People seem fixated on the question of whether blogging is journalism, and what kind of journalism it might be, and which rules apply. The people who mention this the most tend to be journalists, though, and as journalists they naturally view nearly anything involving information as some new form of journalism. And graphic designers see the Web as a new place to practice graphic design. Accountants probably blog their credits and debits and think blogging is "the new accounting." They all miss what really lurks within the blogosphere.
Blogging turns humans into The Borg. In a good way.
According to Wikipedia:
Borg are humanoids that are enhanced with cybernetic implants, giving them improved mental and physical abilities. The minds of all Borg are connected via implants to a hive, a collective mind, orchestrated by the Borg Queen. According to a Borg in one episode, they only seek to "improve the quality of life in the universe" and add to their own perfection.
Yes, a collective mind. The people on my blogroll are like my Borg Collective. And if I am on someone's blogroll, then I am one unit in that person's Collective. We share our thoughts, we add to each other's thoughts, we improve the quality of life on the Web. We add to each other's perfection.
Sites like technorati allow us to find out who links to us. This informs us that we have been assimilated, and also allows a Collective to form spontaneously without any formal invitations or complicated joining procedure.
How do we feel when we visit a site in our Collective and the site is down? Do we not feel a bit of a strange panic, almost like a vital part of ourselves has gone missing? Like we went over to a friend's house and he or she had moved away without telling anyone? This feels so different from our experience when some other site -- a commercial site, or any site not part of our Collective -- fails to respond.
A Blorg Collective interaction has some unusual properties. We never know exactly who we are talking to, or when -- an old message from months ago may draw a response today, as if completing a sentence spoken only seconds ago. We may not know why someone assimilated us into their Collective, only that they did. And the next contributor may be someone we have never heard from before.
Unlike newsgroups or message boards, which are topic-centric, blogs are person-centric. We may initially find out about a blog because of a Google search on a topic, but we assimilate the person, not the topic. Some blogs like snarkfest have multiple authors, forming a Collective all on one site.

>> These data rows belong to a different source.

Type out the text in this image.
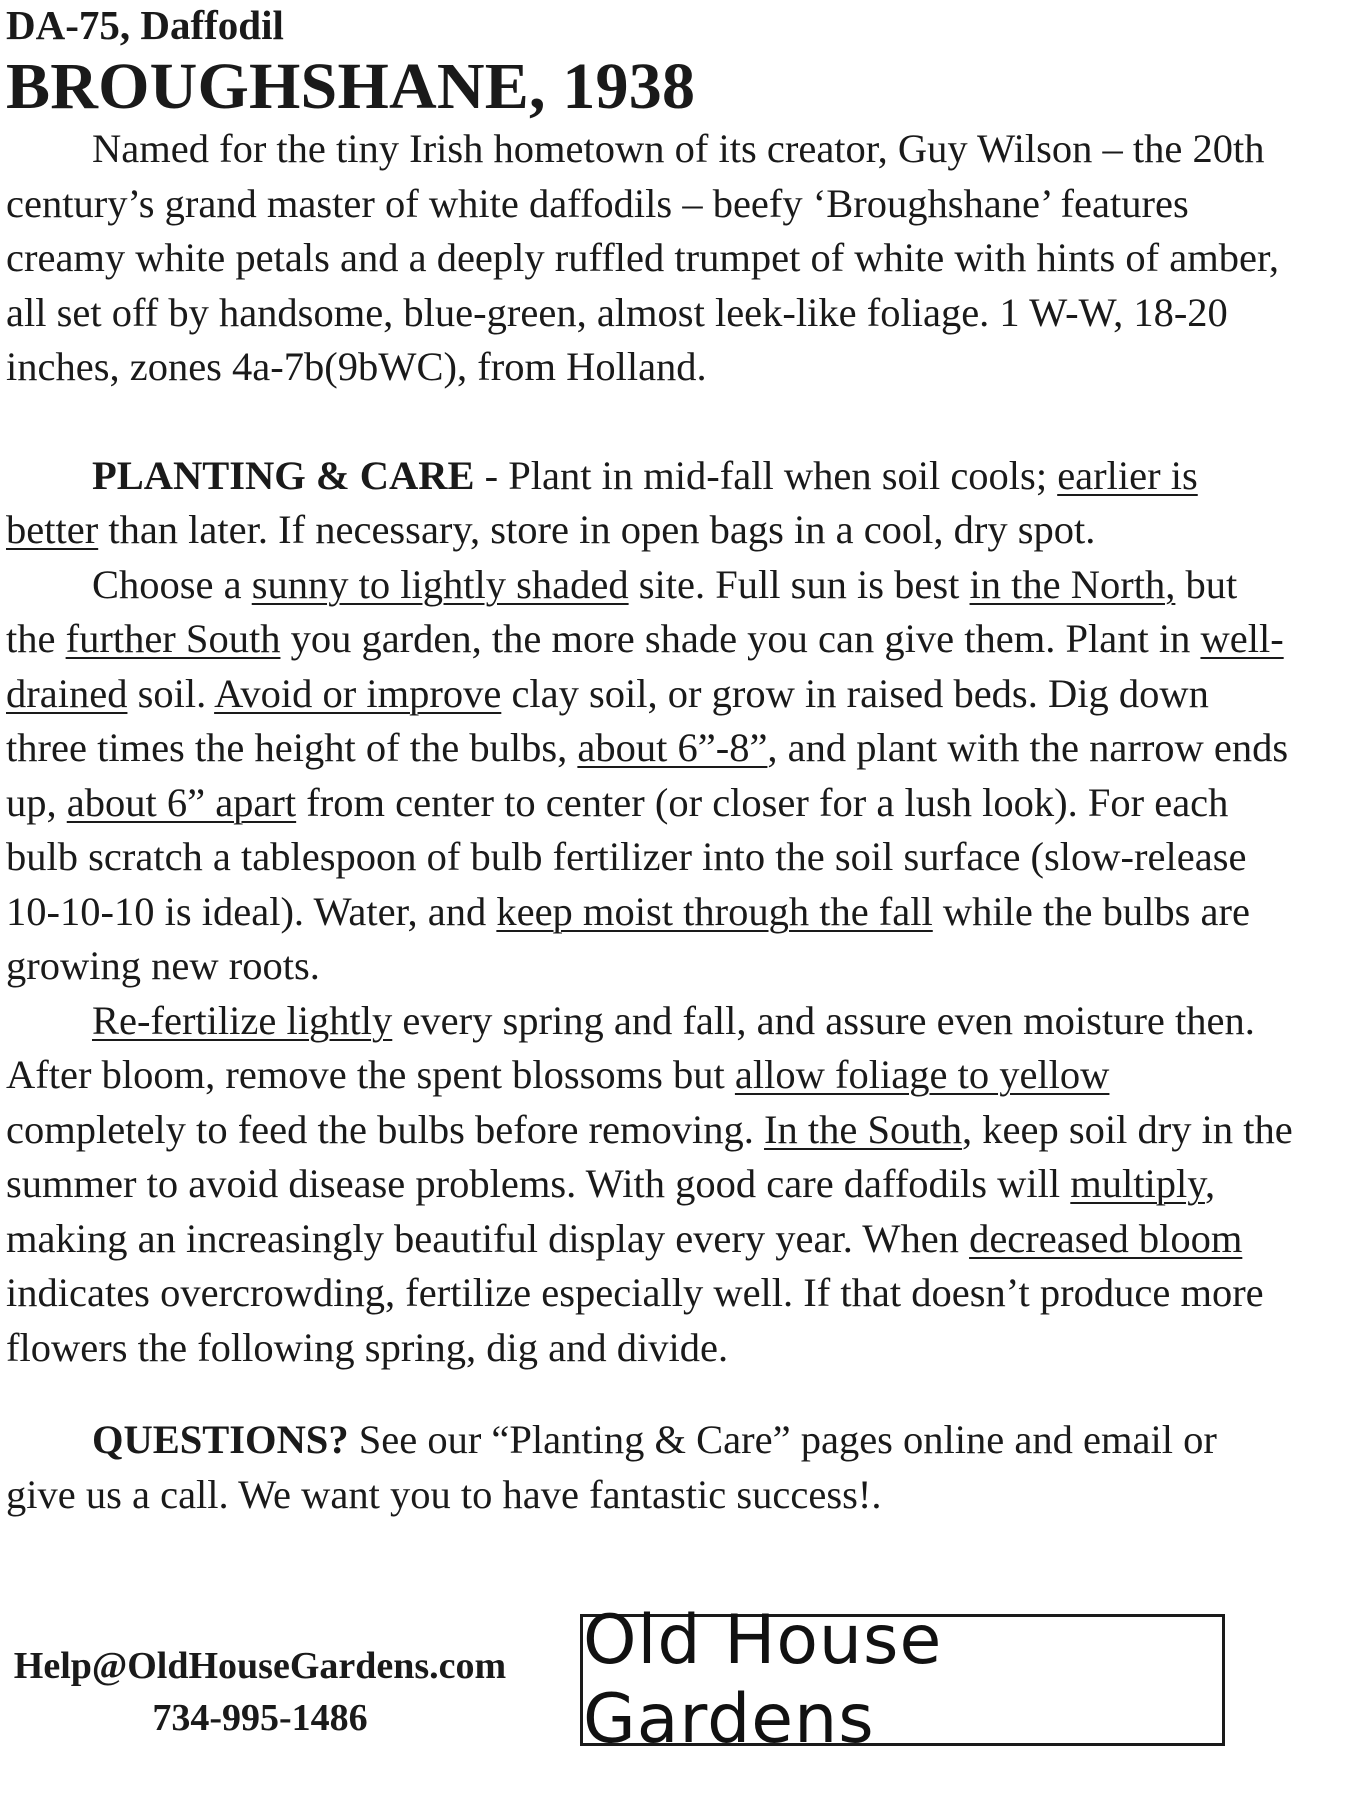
DA-75, Daffodil
BROUGHSHANE, 1938

Named for the tiny Irish hometown of its creator, Guy Wilson – the 20th century’s grand master of white daffodils – beefy ‘Broughshane’ features creamy white petals and a deeply ruffled trumpet of white with hints of amber, all set off by handsome, blue-green, almost leek-like foliage. 1 W-W, 18-20 inches, zones 4a-7b(9bWC), from Holland.

PLANTING & CARE - Plant in mid-fall when soil cools; earlier is better than later. If necessary, store in open bags in a cool, dry spot.

Choose a sunny to lightly shaded site. Full sun is best in the North, but the further South you garden, the more shade you can give them. Plant in well-drained soil. Avoid or improve clay soil, or grow in raised beds. Dig down three times the height of the bulbs, about 6”-8”, and plant with the narrow ends up, about 6” apart from center to center (or closer for a lush look). For each bulb scratch a tablespoon of bulb fertilizer into the soil surface (slow-release 10-10-10 is ideal). Water, and keep moist through the fall while the bulbs are growing new roots.

Re-fertilize lightly every spring and fall, and assure even moisture then. After bloom, remove the spent blossoms but allow foliage to yellow completely to feed the bulbs before removing. In the South, keep soil dry in the summer to avoid disease problems. With good care daffodils will multiply, making an increasingly beautiful display every year. When decreased bloom indicates overcrowding, fertilize especially well. If that doesn’t produce more flowers the following spring, dig and divide.

QUESTIONS? See our “Planting & Care” pages online and email or give us a call. We want you to have fantastic success!.

Help@OldHouseGardens.com
734-995-1486
Old House Gardens
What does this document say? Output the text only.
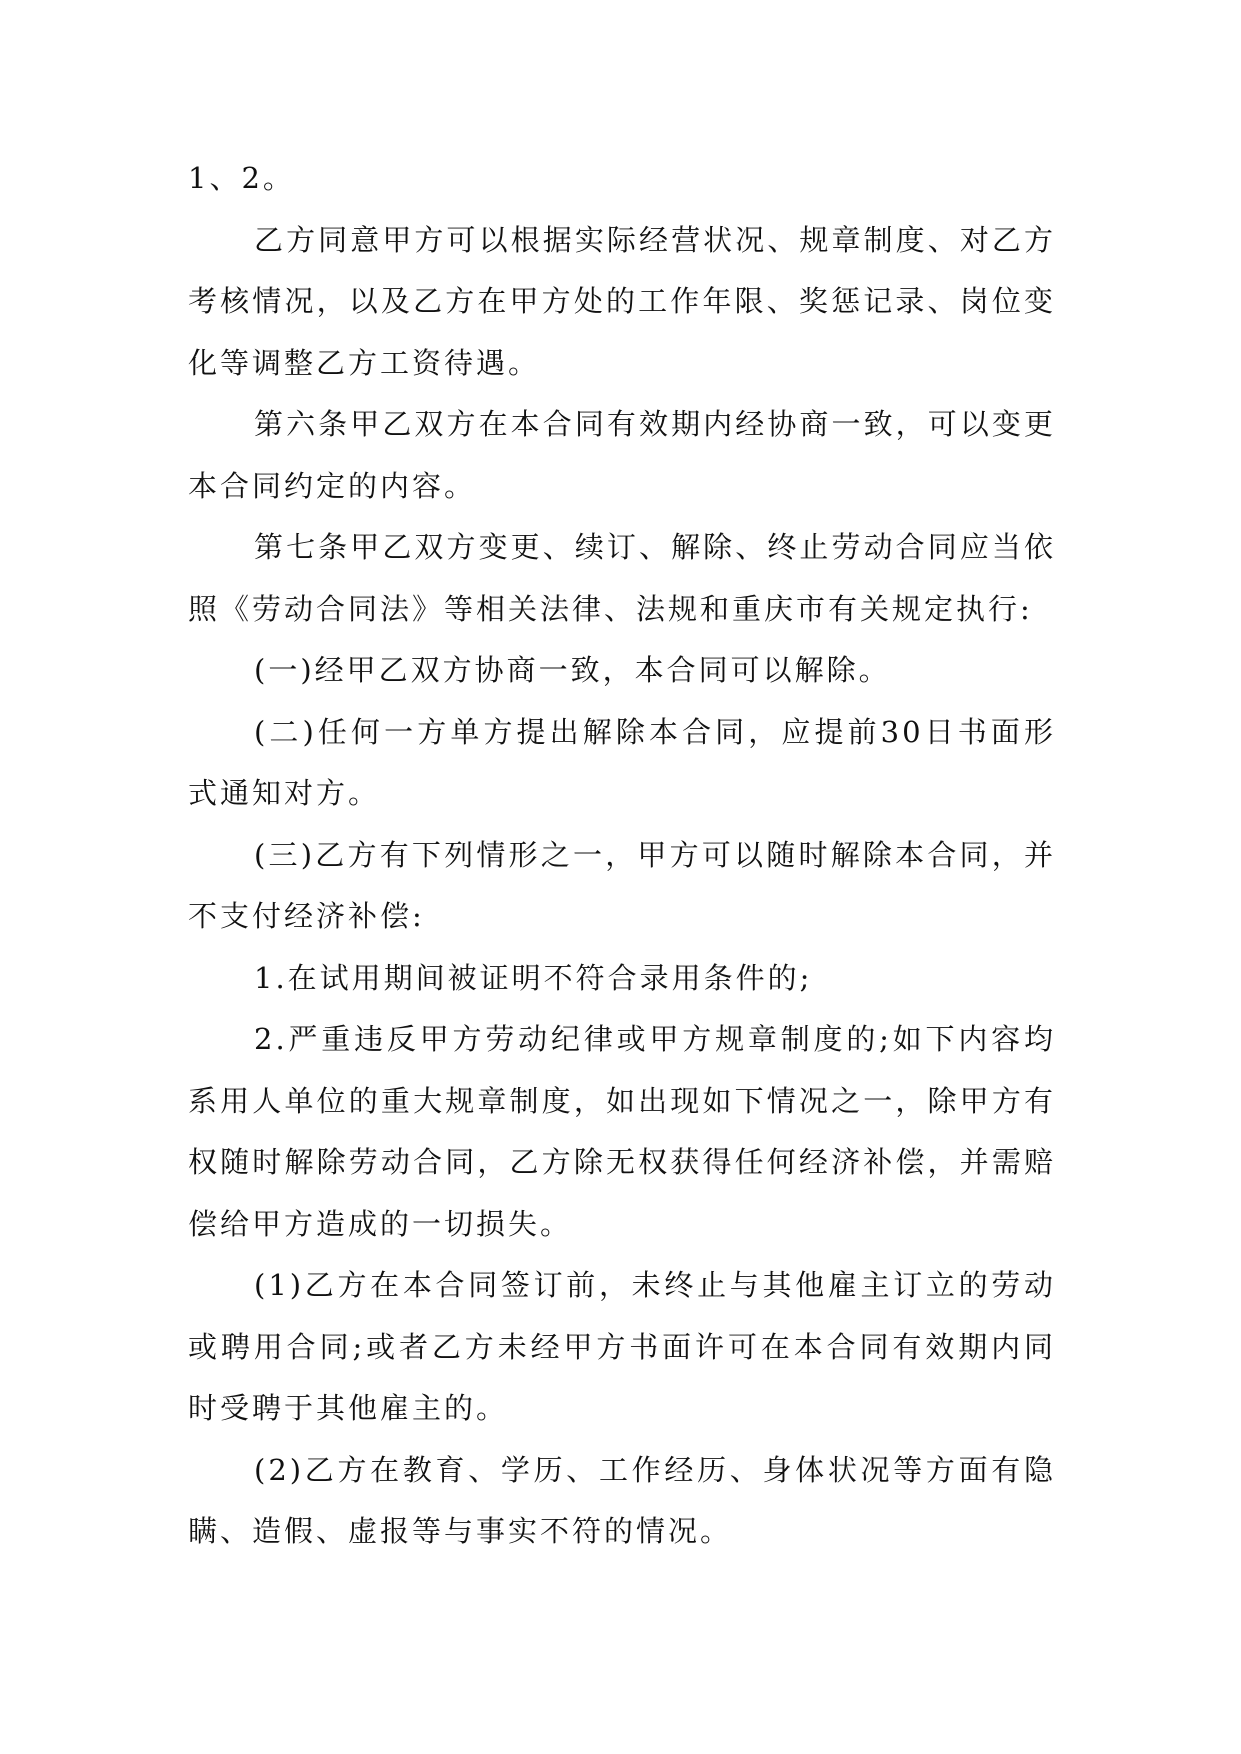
1、2。

乙方同意甲方可以根据实际经营状况、规章制度、对乙方考核情况，以及乙方在甲方处的工作年限、奖惩记录、岗位变化等调整乙方工资待遇。

第六条甲乙双方在本合同有效期内经协商一致，可以变更本合同约定的内容。

第七条甲乙双方变更、续订、解除、终止劳动合同应当依照《劳动合同法》等相关法律、法规和重庆市有关规定执行:

(一)经甲乙双方协商一致，本合同可以解除。

(二)任何一方单方提出解除本合同，应提前30日书面形式通知对方。

(三)乙方有下列情形之一，甲方可以随时解除本合同，并不支付经济补偿:

1.在试用期间被证明不符合录用条件的;

2.严重违反甲方劳动纪律或甲方规章制度的;如下内容均系用人单位的重大规章制度，如出现如下情况之一，除甲方有权随时解除劳动合同，乙方除无权获得任何经济补偿，并需赔偿给甲方造成的一切损失。

(1)乙方在本合同签订前，未终止与其他雇主订立的劳动或聘用合同;或者乙方未经甲方书面许可在本合同有效期内同时受聘于其他雇主的。

(2)乙方在教育、学历、工作经历、身体状况等方面有隐瞒、造假、虚报等与事实不符的情况。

The Blorg brings out our cooperative nature in a way that many other formats on the Net do not. We generally link to things we like, things of value, things of interest. We usually find it to be too much trouble to link to things that annoy us, especially because bloggers perceive a link as a reward of sorts. (There have been proposals to create new kinds of hyperlinks that carry the opposite meaning, a sort of "I'm linking to this because I hate it" semantic. I hope this never happens! The current system very subtly encourages benevolence by not providing a very effective mechanism for meanness.)
Welcome to the hive mind. You will be assimilated, and you will assimilate, and you will be the Borg Queen of your own Collective. Resistance is futile.